Manufacturing Efficiency
H1 FY26 utilization stood at 70% for custom synthesis and 55% for fermentation. The company aims for a 1.4x to 1.5x asset turnover on new capital blocks.
Strategic Growth
Expected Growth Rate
20%
Growth Strategy
Growth will be achieved by scaling commercial molecules from 10 to 14, commissioning the INR 1,000 Cr Unit 4 by FY2028, and ramping up the Neoanthem greenfield facility. The company is also targeting 'second source' supply opportunities for commercialized molecules.
Products & Services
Contract Development and Manufacturing Services (CDMO) for NCE and NBE molecules, advanced intermediates, APIs, specialty ingredients, peptides, and high-potent compounds.
Brand Portfolio
Anthem Biosciences, Neoanthem Lifesciences.
New Products/Services
Added 4 new commercial molecules in H1 FY26, bringing the total to 14. New high-end manufacturing for peptides and high-potent compounds is being introduced.
Market Expansion
Expansion into high-potent compounds and peptides; greenfield expansion via Unit 3 and Unit 4 in Bangalore to service regulated market innovators.
Market Share & Ranking
Described as a 'mid-sized player' in the highly competitive CRAMS/CDMO industry.
Strategic Alliances
True North acquired a minority stake in April 2021. The company works as a strategic partner for global pharmaceutical innovators.
External Factors
Industry Trends
The CDMO industry is seeing an inflow of RFPs to Indian companies.
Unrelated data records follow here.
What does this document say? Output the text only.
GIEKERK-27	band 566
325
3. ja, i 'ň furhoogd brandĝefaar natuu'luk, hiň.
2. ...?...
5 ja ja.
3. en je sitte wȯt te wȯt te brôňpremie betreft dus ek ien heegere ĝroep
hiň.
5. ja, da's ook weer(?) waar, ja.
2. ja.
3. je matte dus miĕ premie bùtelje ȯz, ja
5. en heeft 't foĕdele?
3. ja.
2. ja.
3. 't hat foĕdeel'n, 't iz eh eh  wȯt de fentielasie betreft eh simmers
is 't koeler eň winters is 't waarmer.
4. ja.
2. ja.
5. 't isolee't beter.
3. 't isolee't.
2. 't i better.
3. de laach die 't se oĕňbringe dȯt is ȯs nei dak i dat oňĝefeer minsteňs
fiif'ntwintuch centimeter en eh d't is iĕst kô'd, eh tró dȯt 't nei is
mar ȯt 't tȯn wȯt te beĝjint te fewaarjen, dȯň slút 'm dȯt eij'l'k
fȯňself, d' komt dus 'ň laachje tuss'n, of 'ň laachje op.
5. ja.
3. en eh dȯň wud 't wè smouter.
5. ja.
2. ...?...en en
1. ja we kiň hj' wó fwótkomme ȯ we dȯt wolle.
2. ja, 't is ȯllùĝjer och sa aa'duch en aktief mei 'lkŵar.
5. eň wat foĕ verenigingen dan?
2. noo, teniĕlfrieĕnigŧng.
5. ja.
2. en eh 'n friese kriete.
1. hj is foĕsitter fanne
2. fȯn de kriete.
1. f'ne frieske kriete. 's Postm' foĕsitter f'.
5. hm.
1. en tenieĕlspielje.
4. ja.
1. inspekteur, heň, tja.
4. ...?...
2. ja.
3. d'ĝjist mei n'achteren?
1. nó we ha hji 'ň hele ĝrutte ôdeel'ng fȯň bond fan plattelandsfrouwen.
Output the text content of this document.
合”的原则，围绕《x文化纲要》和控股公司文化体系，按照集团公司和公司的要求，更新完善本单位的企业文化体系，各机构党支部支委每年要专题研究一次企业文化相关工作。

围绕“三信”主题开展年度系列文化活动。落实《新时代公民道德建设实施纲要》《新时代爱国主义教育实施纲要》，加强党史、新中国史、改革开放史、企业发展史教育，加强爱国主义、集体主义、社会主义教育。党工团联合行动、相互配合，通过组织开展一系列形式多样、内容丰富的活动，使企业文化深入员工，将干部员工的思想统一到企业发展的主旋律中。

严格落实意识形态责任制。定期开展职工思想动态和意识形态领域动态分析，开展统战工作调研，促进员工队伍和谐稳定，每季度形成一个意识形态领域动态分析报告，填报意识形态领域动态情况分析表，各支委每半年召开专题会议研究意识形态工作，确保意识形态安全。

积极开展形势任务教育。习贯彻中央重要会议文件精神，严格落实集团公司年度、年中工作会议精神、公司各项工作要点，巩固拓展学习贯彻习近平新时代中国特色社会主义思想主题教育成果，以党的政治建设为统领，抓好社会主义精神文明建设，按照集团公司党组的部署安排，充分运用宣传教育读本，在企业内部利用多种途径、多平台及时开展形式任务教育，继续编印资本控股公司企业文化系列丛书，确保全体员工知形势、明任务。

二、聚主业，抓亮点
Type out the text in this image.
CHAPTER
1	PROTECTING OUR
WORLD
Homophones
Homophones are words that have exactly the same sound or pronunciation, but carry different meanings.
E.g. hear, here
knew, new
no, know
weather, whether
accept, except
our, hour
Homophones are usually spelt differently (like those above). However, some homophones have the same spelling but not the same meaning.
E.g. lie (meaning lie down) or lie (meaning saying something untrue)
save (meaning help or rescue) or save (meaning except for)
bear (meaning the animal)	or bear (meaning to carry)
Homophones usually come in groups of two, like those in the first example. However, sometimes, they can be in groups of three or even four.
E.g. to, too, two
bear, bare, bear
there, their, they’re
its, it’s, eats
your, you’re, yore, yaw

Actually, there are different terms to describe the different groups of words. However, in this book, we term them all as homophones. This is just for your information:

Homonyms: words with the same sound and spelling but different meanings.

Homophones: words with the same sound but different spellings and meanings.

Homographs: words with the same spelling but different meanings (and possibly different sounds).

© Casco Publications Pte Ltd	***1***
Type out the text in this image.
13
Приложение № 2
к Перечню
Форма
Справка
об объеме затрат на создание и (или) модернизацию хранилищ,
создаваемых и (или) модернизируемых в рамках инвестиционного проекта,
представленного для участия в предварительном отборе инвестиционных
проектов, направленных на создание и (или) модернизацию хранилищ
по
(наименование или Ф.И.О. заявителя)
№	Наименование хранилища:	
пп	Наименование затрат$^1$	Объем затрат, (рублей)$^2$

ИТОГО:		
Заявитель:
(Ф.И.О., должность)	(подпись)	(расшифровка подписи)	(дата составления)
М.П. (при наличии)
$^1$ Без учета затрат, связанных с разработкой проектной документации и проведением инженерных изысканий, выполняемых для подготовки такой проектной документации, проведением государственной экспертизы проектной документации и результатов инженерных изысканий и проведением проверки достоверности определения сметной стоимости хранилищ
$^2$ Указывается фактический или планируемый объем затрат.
Anthem is positioning itself by building capacity ahead of demand ('build it and they will come' strategy) to capture 20% CAGR.
Competitive Landscape
Highly competitive CRAMS industry with both domestic and international mid-to-large scale players.
Competitive Moat
Moat is built on USFDA-approved facilities, a large scientific workforce (>1,000 scientists), and a track record with innovators. Switching costs are high once a molecule moves to commercial scale with a specific CDMO.
Macro Economic Sensitivity
Sensitive to biotech funding cycles, though the company reported no major impact from the recent 'funding drought' in the biotech sector.
Consumer Behavior
Shift toward outsourcing drug discovery and development by big pharma and biotech to specialized CDMOs to reduce time-to-market.
Regulatory & Governance
Industry Regulations
Operations are subject to stringent manufacturing standards from USFDA, PMDA (Japan), EDQM, ANVISA, TGA, and DCGI. Unit 2 received USFDA approval in June 2023.
Risk Analysis
Key Uncertainties
Developmental risk: Failure of a drug in Phase 3 clinical trials can result in 100% loss of expected commercial revenue for that molecule.
Geographic Concentration Risk
Manufacturing is highly concentrated in Bangalore (Units 1, 2, 3, and 4).
Third Party Dependencies
Dependency on innovators' clinical success and market acceptance of their end products.
Technology Obsolescence Risk
Risk is managed by investing in high-end peptide and biotransformation technologies.
Credit & Counterparty Risk
Liquidity is strong with INR 993 Cr cash in hand as of Sept 2025; working capital utilization is moderate at 54.3%.